I stopped caring about likeability when I realized that people weren’t liking me for me. What they liked was palatable, universally accepted, and watered down versions of the truth. They loved that I advocated for women’s empowerment, women having rights, being pro-choice, but if I said, hoes don’t exist, marriage is oppressive, men are trash, they had a visceral reaction. I can’t pinpoint one exact moment when likeability officially became a non-factor for me, there were a lot of moments over the course of a couple of years. However, I can tell you that once I didn’t care, I felt a weight being lifted off of my shoulders.

I can say with full conviction, that I don’t give a fuck about being liked or desired.

If you dislike me or find me undesirable because I speak openly, candidly, and fervently about the shit women go through, then by all means continue to do so because I’m never going to stop. The idea that feminists are radical is idiotic, there’s nothing radical about liberation. The fact that people think that further proves why feminism is so important. A lot of people think that women are naturally inferior to men, they believe the role of the woman is to be of service to men. If they didn’t then feminism wouldn’t be a thing. If you believe women have a natural subservient place to men or if feminist ideologies upset you then you should anticipate resistance from women. Especially black women.

I am not the kind of feminist that gives a fuck about being liked, because I know anything blindly bestowed is of no value.

I lead with feminism and blackness, so that there is no confusion about my political and social stance. If you’re going to dislike me, then I’m going to make sure we get that shit out of the way up front. If all it takes for you to dislike me is to know that I am a feminist then you are free to dislike me all you fucking want to. I don’t want you in my life anyway. I want to be around critical thinkers, people who understand complexities, realities, agency, and autonomy. I work with a man who has a visceral reaction to my feminist thoughts but respects my right to have them and has the wherewithal to conceptualize feminist principles. Given the patriarchal society that we live in, I expect his reaction. It is the norm when men are confronted with (what they consider) radical feminist ideologies. At the end of the day, that doesn’t mean shit to me. I don’t curtail my feminist principles for the sake of his favor. I don’t confuse his generalized respect for likeness, for no other reason than the fact that I don’t give a fuck.

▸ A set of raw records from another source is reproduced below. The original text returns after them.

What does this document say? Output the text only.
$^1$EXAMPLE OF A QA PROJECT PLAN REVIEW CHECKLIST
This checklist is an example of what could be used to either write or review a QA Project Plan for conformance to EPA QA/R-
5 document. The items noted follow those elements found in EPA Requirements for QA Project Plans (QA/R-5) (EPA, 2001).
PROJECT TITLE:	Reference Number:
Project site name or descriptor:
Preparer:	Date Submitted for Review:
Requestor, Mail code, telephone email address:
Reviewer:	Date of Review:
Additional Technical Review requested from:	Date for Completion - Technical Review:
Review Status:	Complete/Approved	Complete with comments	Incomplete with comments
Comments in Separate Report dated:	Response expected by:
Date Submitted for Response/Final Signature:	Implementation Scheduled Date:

You shouldn’t give a fuck either.

I’m not asking you, as a feminist, to be callous towards society or the people you interact with, I’m asking you to be cautious of what you value. When you don’t place value on societal rewards (men liking you) because you understand that those rewards are anchored in oppressive systems, you can work past the idea of being liked and desired and get into the real. My wish for all women is to live free of societal pressures and demands, and since we are still fighting and living within the patriarchy, I envision that wish as women feeling comfortable and secure enough to be themselves.

So, yea men are going to dislike you, simply because you’re a feminist. It will be a hardship at first, because of how we are socialized, but I promise you, if you work through it, if you divest the value you have placed on likeability and desirability, it will be ok.